Sunday, June 12, 2022


June 11, 1962 worked out to be an off-day for the Giants and Dodgers--though it wasn't scheduled that way initially: SF was supposed to play the Reds in Cincinnati that day, but the rains came and a doubleheader on the 12th was the workaround. 

The Dodgers moved into Milwaukee, and something rained down on them on the 12th--another downpour of runs that flooded them into submission from the get-go: the Braves scored five in the first, capped by Gus Bell's three-run homer. They added three more in the second, two on a homer by Eddie Mathews, making it two homers by lefty batters off battered southpaw Johnny Podres (now having allowed a 2019-like seven homers in his last 26+ innings, to the strangled tune of 7.43 ERA).

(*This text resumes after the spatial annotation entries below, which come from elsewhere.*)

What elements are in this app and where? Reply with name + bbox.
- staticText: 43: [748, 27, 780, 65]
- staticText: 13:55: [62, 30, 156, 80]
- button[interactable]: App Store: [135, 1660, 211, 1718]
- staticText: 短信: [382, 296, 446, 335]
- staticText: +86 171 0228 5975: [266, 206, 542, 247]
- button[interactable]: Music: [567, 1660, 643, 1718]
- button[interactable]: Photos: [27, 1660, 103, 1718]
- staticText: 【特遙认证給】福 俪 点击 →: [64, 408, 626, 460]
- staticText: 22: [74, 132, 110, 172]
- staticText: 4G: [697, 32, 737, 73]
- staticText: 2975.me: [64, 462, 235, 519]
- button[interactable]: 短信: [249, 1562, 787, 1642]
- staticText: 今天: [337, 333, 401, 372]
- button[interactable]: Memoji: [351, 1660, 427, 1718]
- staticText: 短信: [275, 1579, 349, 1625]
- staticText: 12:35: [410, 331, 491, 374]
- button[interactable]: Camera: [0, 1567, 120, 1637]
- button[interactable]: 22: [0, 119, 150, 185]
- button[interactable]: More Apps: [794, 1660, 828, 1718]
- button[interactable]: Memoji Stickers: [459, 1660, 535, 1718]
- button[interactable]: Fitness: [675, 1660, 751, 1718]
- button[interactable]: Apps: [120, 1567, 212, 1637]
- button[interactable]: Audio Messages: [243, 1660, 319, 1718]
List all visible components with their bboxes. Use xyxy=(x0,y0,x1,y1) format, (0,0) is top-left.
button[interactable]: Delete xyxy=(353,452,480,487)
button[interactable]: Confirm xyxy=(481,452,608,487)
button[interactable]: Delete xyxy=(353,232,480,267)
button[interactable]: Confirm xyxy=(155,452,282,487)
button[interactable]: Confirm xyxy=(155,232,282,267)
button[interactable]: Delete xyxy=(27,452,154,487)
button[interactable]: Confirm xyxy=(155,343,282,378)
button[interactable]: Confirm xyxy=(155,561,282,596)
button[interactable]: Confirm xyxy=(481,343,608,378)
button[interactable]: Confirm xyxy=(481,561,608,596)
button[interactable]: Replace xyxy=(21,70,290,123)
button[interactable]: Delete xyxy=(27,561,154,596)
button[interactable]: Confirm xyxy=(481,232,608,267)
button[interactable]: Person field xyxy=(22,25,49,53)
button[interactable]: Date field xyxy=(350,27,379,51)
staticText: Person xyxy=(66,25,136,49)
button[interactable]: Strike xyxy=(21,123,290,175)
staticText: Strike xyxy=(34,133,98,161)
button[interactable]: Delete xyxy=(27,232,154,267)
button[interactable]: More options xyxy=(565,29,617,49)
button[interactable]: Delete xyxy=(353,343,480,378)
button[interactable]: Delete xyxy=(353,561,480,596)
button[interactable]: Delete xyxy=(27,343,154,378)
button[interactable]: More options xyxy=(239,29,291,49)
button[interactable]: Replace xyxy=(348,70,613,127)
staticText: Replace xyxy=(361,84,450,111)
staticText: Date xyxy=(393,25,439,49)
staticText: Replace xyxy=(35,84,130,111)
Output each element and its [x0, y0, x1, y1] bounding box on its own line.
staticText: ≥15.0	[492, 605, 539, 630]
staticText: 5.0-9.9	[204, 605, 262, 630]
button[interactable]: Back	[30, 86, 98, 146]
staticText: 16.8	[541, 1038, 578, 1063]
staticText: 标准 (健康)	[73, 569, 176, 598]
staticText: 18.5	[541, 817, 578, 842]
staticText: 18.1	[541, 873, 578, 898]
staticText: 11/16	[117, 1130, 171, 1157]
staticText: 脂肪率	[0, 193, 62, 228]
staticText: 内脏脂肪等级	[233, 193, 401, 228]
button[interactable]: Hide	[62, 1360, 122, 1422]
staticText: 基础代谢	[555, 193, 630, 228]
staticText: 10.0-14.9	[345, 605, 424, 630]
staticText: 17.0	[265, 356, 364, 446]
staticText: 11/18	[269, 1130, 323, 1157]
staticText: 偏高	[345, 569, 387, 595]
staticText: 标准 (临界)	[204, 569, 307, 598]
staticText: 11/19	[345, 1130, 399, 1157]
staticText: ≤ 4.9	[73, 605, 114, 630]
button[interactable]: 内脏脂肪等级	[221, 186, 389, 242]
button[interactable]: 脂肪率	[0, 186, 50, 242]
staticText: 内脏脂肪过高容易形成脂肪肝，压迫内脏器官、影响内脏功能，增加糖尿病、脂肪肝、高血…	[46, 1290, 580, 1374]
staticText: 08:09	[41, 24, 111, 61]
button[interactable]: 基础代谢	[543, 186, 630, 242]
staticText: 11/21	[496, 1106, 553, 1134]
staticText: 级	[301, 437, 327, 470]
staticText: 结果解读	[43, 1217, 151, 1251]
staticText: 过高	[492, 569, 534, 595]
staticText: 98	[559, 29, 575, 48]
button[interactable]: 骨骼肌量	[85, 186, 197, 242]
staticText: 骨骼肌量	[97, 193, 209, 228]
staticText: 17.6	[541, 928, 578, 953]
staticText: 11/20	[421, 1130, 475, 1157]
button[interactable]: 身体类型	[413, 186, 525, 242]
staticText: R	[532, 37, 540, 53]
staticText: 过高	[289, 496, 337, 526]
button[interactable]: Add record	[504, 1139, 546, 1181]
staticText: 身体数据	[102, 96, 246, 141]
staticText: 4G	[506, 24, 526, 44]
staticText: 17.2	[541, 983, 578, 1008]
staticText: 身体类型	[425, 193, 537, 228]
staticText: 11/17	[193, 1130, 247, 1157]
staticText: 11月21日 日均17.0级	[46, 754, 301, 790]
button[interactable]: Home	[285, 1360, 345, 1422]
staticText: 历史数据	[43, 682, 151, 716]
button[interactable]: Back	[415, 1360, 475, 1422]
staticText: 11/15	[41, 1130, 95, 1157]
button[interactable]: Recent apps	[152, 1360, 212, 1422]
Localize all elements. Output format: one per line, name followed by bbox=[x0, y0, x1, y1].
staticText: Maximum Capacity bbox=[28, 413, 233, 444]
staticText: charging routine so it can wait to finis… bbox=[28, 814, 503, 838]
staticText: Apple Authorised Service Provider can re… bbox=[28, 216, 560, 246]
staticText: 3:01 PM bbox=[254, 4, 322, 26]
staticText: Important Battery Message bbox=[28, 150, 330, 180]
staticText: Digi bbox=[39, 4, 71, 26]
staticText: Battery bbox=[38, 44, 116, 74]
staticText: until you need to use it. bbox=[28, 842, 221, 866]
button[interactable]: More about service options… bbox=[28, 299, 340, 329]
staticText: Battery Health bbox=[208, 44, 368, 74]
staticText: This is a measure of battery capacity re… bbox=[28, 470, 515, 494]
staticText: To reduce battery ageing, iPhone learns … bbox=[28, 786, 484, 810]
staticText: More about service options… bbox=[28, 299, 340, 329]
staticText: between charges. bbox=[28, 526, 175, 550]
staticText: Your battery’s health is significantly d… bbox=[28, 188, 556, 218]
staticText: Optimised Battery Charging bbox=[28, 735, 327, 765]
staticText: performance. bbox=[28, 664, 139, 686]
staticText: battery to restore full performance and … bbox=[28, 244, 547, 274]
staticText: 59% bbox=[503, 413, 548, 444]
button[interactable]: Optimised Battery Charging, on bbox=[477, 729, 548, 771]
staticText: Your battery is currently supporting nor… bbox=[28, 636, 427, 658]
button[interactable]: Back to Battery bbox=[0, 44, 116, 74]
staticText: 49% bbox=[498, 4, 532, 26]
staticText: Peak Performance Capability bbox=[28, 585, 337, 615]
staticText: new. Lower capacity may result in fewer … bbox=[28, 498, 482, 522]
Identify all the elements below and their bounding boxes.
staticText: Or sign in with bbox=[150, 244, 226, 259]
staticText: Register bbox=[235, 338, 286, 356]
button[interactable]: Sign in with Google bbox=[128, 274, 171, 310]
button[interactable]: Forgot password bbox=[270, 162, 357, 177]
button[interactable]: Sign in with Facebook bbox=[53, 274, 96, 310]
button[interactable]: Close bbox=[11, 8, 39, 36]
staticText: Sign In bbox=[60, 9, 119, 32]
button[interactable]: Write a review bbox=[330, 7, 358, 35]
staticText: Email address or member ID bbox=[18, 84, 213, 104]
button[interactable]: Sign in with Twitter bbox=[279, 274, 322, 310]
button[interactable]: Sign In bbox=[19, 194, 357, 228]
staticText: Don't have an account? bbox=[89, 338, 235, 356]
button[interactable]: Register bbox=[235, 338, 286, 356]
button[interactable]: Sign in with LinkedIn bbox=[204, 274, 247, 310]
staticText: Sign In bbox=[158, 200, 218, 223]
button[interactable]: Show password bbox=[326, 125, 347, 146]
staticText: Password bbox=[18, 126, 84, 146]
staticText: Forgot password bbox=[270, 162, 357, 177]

The score was 7-1, so perhaps you can guess who got the call in the Dodger bullpen.

Yes, Phil: we can live to laugh
another day...
Yes, that's right: Phil "the Phantom" Ortega, who took one look at things and went into "anything you can do, I can do better" mode--and allowed a homer to the first batter he faced--Hank Aaron

It didn't get a lot better for Phil or the Dodgers--over 5 1/3 bumptious innings, Ortega took one for the team again, allowing eight more hits and five more runs before Walt Alston mercifully batted for him in the top of the eighth. Ed Roebuck followed him to the toxic dirt pile (which for some reason had little or no effect on Braves' starter Lew Burdette...) and promptly gave up a homer of his own, to the "lesser Aaron" (Hank's brother Tommie). It was--it still is, actually--a true mega-loss. Final score: Braves 15, Dodgers 2.

DOWN in Cincy, Juan Marichal snapped back into form, scattering seven hits and allowing only one run (a solo homer by Gordy Coleman--Marichal was susceptible to the gopher ball in '62, allowing 31 over the season). He also drove in what proved to be the winning run in the Giants' two-run seventh-inning rally; it was his second hit of the day, raising his season-to-date batting average to .270.

In the bottom of the ninth, the "play to tie" strategy favored by managers at that time created some intriguing drama: Reds manager Fred Hutchinson chose to bunt over Gordy Coleman (who'd gotten his second hit off Marichal to open the inning). Leaving Spin to guard the bat rack, Marty Keough got the bunt down. But Coleman had to stay at second when the next batter, Leo Cardenas, grounded to short. Hutchinson then brought up his ace pinch-hitter, Jerry Lynch--at which point Giants' skipper Al Dark broke an unwritten rule of the time by walking him intentionally. (What was that unwritten rule: "Never put the winning run on base.") Dark got away with his sacrilege, however, when Marichal fanned the next (lesser) pinch-hitter, Joe Gaines, to end the game. Final score: Giants 2, Reds 1 (first game).

In Game Two, Moe Drabowsky continued his epic slide from prospect to suspect and moved up his departure date from Cincinnati to Kansas City a few weeks by getting knocked out in the second inning. (Drabowsky would eventually re-invent himself as a reliever later in the decade, and would subsequently be "immortalized" in Ball Four for making a long-distance call from the bullpen to a Chinese restaurant in Hong place a "to-go" order. 

The Giants led 6-0 after four and a half--but, still in their "swoon river" phase, made some effort to blow their lead. Mike McCormick gave up a two-run homer to Hank Foiles in the fifth, and weakened a bit more in the eighth, cutting the lead to three runs. The slumping Stu Miller got the Reds out in the eighth, but made a mess in the ninth, allowing two more runs to score; another walk, another hit, and an untimely error conspired to Frank Robinson to the plate representing the potential winning run with two on and two out. 

Dark had seen enough. He brought in Don Larsen--who'd been pretty shaky himself--while doubtless wishing that there had been cell phones in '62, because after calling on Larsen his next call was clearly going to be to Dial-A-Prayer. Larsen ran the count to 3-1; Robinson swung at the next pitch and ripped it--on one hard hop to Jose Pagan--who gloved it and threw Frank out to end the game. Final score: Giants 7, Reds 5 (second game).